The city’s restaurant industry is especially subject to seasonal hiring patterns from March to June, when restaurants ramp up hiring for the tourist season. In every year since 1994, the city’s restaurants have hired somewhere between 7,000 and 10,000 new workers, in good times and bad.
To get a somewhat more accurate picture of what may be happening in the business right now, it makes more sense to look at the jobs data that are not seasonally adjusted from this year and compare each month to the same month last year, which reduces the impact of the seasonal hiring. Those figures show that in every month from March to June, the city had fewer restaurant jobs this year than it did in the same month last year. By contrast, in both 2000 and 2001, two years when the city’s restaurant industry grew, in every month from March to June restaurants recorded substantially more employment than for the same month the previous year.

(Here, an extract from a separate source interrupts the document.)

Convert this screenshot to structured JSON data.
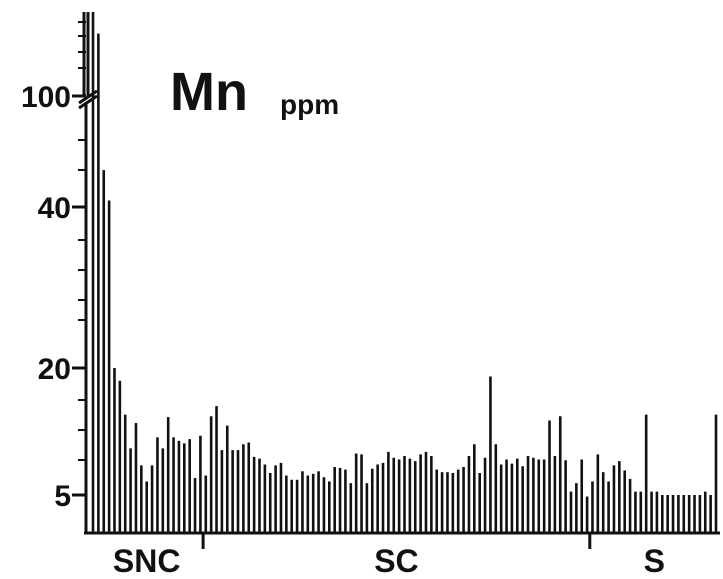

If I were inclined to draw even the most tentative conclusions from the preliminary data, it would be that the industry is still struggling to get out of its recession. That’s hardly something for the head of the Health Department—or more egregiously, for the head of the city’s Economic Development Department—to crow about. Nonetheless, both welcomed the jobs data in the Health Department study.
It will take a lot more time before we know what impact, if any, the anti-smoking laws have had in New York. But whatever the influence, one thing we know right now is that there is nothing in the extremely preliminary data we are seeing to suggest much good is going on in the city’s restaurant business. But don’t expect a press release on that from the administration any time soon.